There is no need to evaluate (eval) your regular expression because of including variables in them. Also, to avoid the special meaning of metacharacters of those variables like $search, escape them using quotemeta() function or including the variable between \Q and \E inside the regexp. So instead of:
my $regex = eval { "s\:([0-9]+)\:\\\"(https?\://.*)($search.*)\\\"" };
Use:
my $regex = qr{s\:([0-9]+)\:\\\"(https?\://.*)(\Q$search\E.*)\\\"};
or
my $quoted_search = quotemeta $search;
my $regex = qr{s\:([0-9]+)\:\\\"(https?\://.*)($quoted_search.*)\\\"};
And the same advice for this line:
$str =~ eval { s/$search/$replace/ };
you have to double the escape char \ in your $search variable for the interpolated string to contain the escaped periods.
i.e. domain\.to\.be\.replaced -> domain.to.be.replaced (not wanted)
while domain\\.to\\.be\\.replaced -> domain\.to\.be\.replaced (correct).
I'm not sure your perl regex would replace the DNS in string matching several times the old DNS (in the same serialized string).
I made a gist with a script using bash, sed and one big perl regex for this same problem. You may give it a try.

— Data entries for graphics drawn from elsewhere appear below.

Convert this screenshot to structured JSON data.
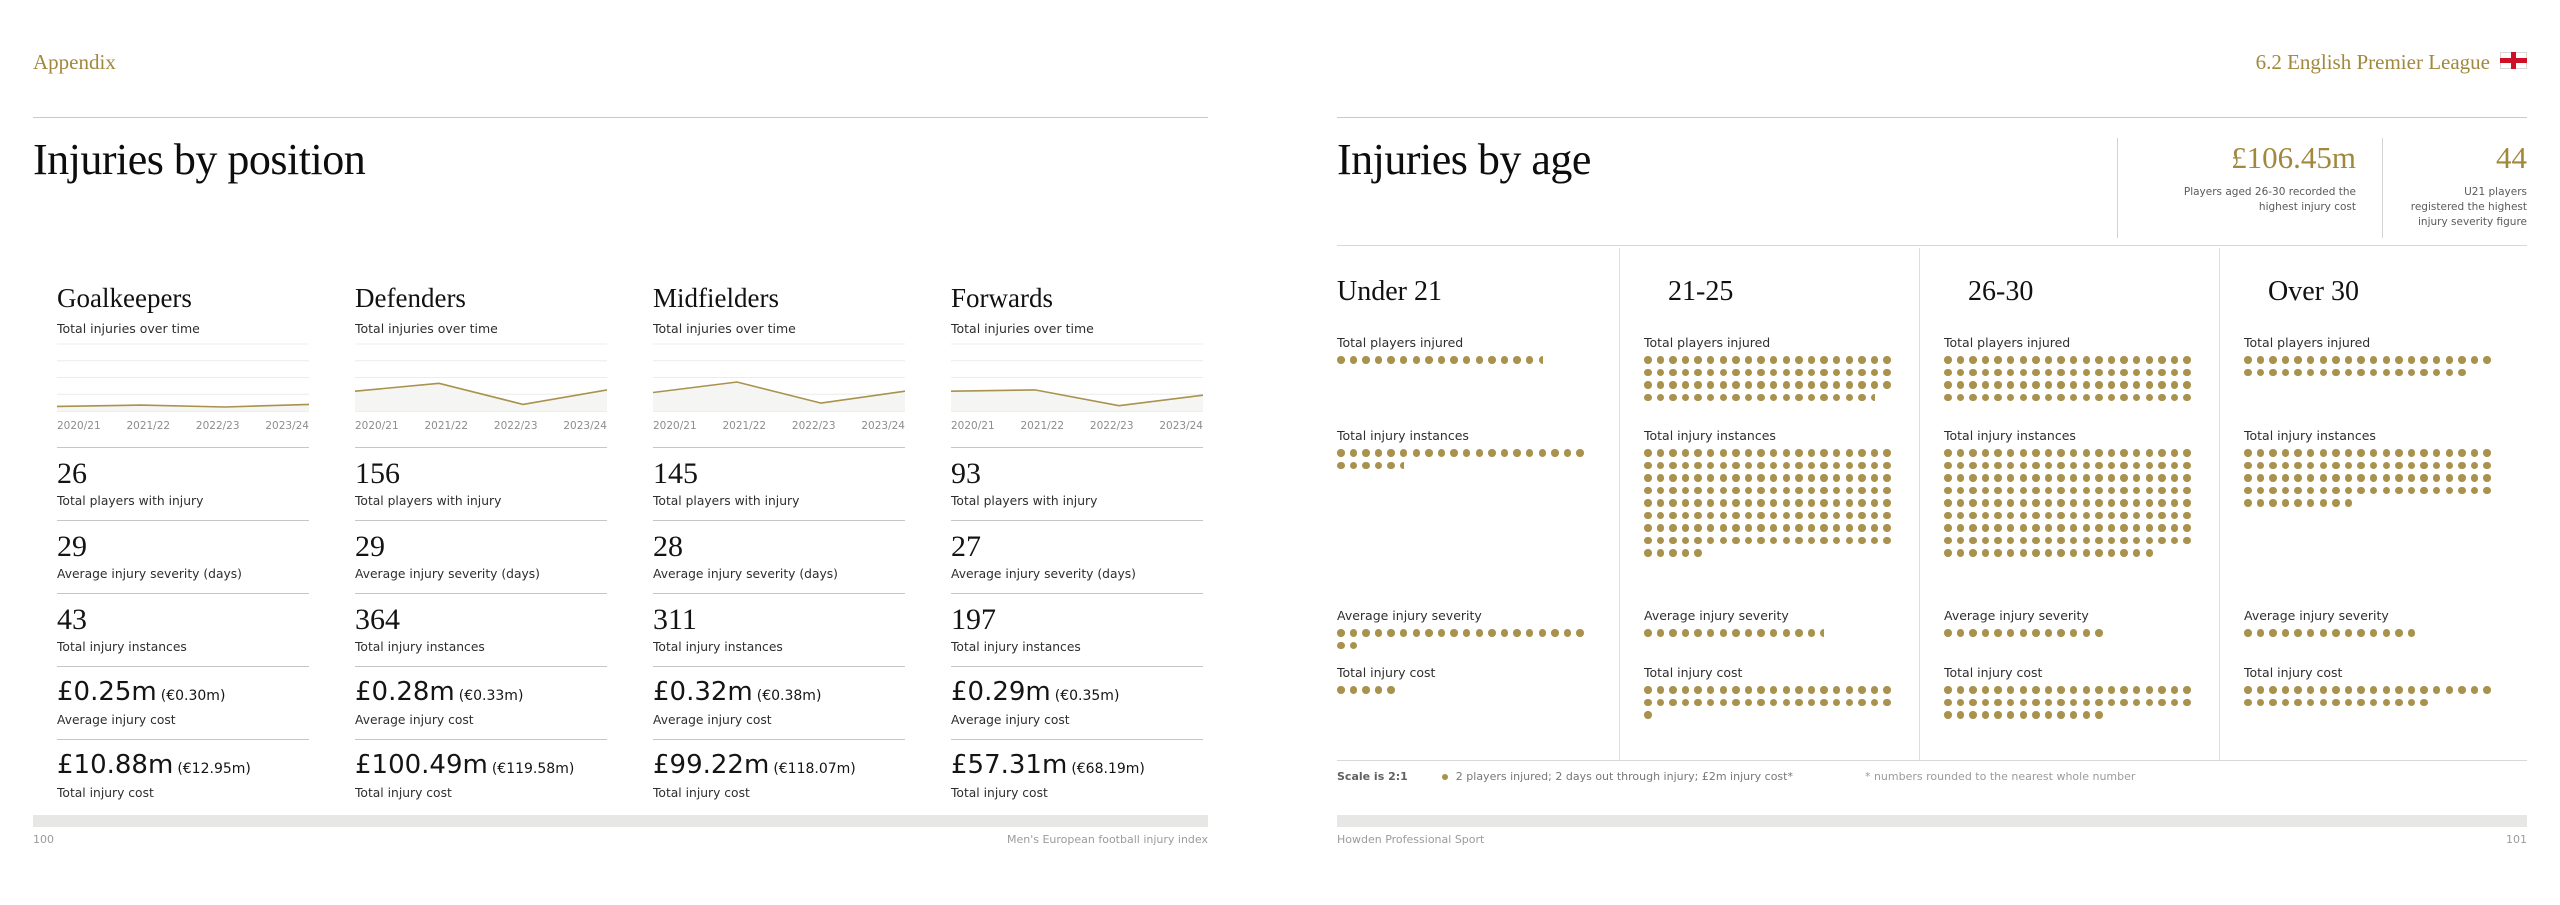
{
  "colors": {
    "accent_gold_text": "#A1883C",
    "accent_gold_dots": "#A8924D",
    "flag_red": "#CE1126"
  },
  "left_page": {
    "eyebrow": "Appendix",
    "title": "Injuries by position",
    "chart_caption": "Total injuries over time",
    "x_labels": [
      "2020/21",
      "2021/22",
      "2022/23",
      "2023/24"
    ],
    "stat_labels": [
      "Total players with injury",
      "Average injury severity (days)",
      "Total injury instances",
      "Average injury cost",
      "Total injury cost"
    ],
    "positions": [
      {
        "name": "Goalkeepers",
        "stats": [
          {
            "value": "26"
          },
          {
            "value": "29"
          },
          {
            "value": "43"
          },
          {
            "value": "£0.25m",
            "sub": "(€0.30m)",
            "money": true
          },
          {
            "value": "£10.88m",
            "sub": "(€12.95m)",
            "money": true
          }
        ]
      },
      {
        "name": "Defenders",
        "stats": [
          {
            "value": "156"
          },
          {
            "value": "29"
          },
          {
            "value": "364"
          },
          {
            "value": "£0.28m",
            "sub": "(€0.33m)",
            "money": true
          },
          {
            "value": "£100.49m",
            "sub": "(€119.58m)",
            "money": true
          }
        ]
      },
      {
        "name": "Midfielders",
        "stats": [
          {
            "value": "145"
          },
          {
            "value": "28"
          },
          {
            "value": "311"
          },
          {
            "value": "£0.32m",
            "sub": "(€0.38m)",
            "money": true
          },
          {
            "value": "£99.22m",
            "sub": "(€118.07m)",
            "money": true
          }
        ]
      },
      {
        "name": "Forwards",
        "stats": [
          {
            "value": "93"
          },
          {
            "value": "27"
          },
          {
            "value": "197"
          },
          {
            "value": "£0.29m",
            "sub": "(€0.35m)",
            "money": true
          },
          {
            "value": "£57.31m",
            "sub": "(€68.19m)",
            "money": true
          }
        ]
      }
    ]
  },
  "right_page": {
    "eyebrow": "6.2 English Premier League",
    "flag_icon": "england-flag",
    "title": "Injuries by age",
    "highlights": [
      {
        "value": "£106.45m",
        "caption": "Players aged 26-30 recorded the highest injury cost"
      },
      {
        "value": "44",
        "caption": "U21 players registered the highest injury severity figure"
      }
    ],
    "metric_labels": [
      "Total players injured",
      "Total injury instances",
      "Average injury severity",
      "Total injury cost"
    ],
    "scale_note": {
      "lead": "Scale is 2:1",
      "legend": "2 players injured; 2 days out through injury; £2m injury cost*",
      "footnote": "* numbers rounded to the nearest whole number"
    }
  },
  "footer": {
    "left_page_number": "100",
    "left_text": "Men's European football injury index",
    "right_text": "Howden Professional Sport",
    "right_page_number": "101"
  },
  "chart_data": [
    {
      "type": "line",
      "title": "Total injuries over time (per position, y-axis unlabeled)",
      "x": [
        "2020/21",
        "2021/22",
        "2022/23",
        "2023/24"
      ],
      "grid": "horizontal, 5 light gridlines",
      "legend_position": "none",
      "series": [
        {
          "name": "Goalkeepers",
          "values_pct_of_axis": [
            7,
            9,
            6,
            10
          ]
        },
        {
          "name": "Defenders",
          "values_pct_of_axis": [
            30,
            42,
            10,
            32
          ]
        },
        {
          "name": "Midfielders",
          "values_pct_of_axis": [
            28,
            44,
            12,
            30
          ]
        },
        {
          "name": "Forwards",
          "values_pct_of_axis": [
            30,
            32,
            8,
            24
          ]
        }
      ]
    },
    {
      "type": "dot-matrix",
      "title": "Injuries by age (EPL)",
      "scale": "1 dot = 2 units (scale 2:1)",
      "max_dots_per_row": 20,
      "metrics": [
        "Total players injured",
        "Total injury instances",
        "Average injury severity",
        "Total injury cost (£m)"
      ],
      "groups": [
        {
          "name": "Under 21",
          "dots": {
            "players": 16.5,
            "instances": 25.5,
            "severity": 22,
            "cost": 5
          },
          "approx_values": {
            "players": 33,
            "instances": 51,
            "severity_days": 44,
            "cost_gbp_m": 10
          }
        },
        {
          "name": "21-25",
          "dots": {
            "players": 78.5,
            "instances": 165,
            "severity": 14.5,
            "cost": 41
          },
          "approx_values": {
            "players": 157,
            "instances": 330,
            "severity_days": 29,
            "cost_gbp_m": 82
          }
        },
        {
          "name": "26-30",
          "dots": {
            "players": 80,
            "instances": 177,
            "severity": 13,
            "cost": 53
          },
          "approx_values": {
            "players": 160,
            "instances": 354,
            "severity_days": 26,
            "cost_gbp_m": 106.45
          }
        },
        {
          "name": "Over 30",
          "dots": {
            "players": 38,
            "instances": 89,
            "severity": 14,
            "cost": 35
          },
          "approx_values": {
            "players": 76,
            "instances": 178,
            "severity_days": 28,
            "cost_gbp_m": 70
          }
        }
      ]
    }
  ]
}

The regex I use is something like that (exploded for lisibility, and having -7 as the known difference between domain names lengths):
perl -n -p -i -e '1 while s#
([;|{]s:)
([0-9]+)
:\\"
(((?!\\";).)*?)
(domain\.to\.be\.replaced)
(.*?)
\\";#"$1".($2-7).":\\\"$3new.domain.tld$6\\\";"#ge;' file
Which is maybe not the best one but at least it seems to de the job. The g option manages lines containing several serialized strings to cleanup and the while loop redo the whole job until no replacement occurs in serilized strings (for strings containing several occurences of the DNS). I'm not fan enough of regex to try a recursive one.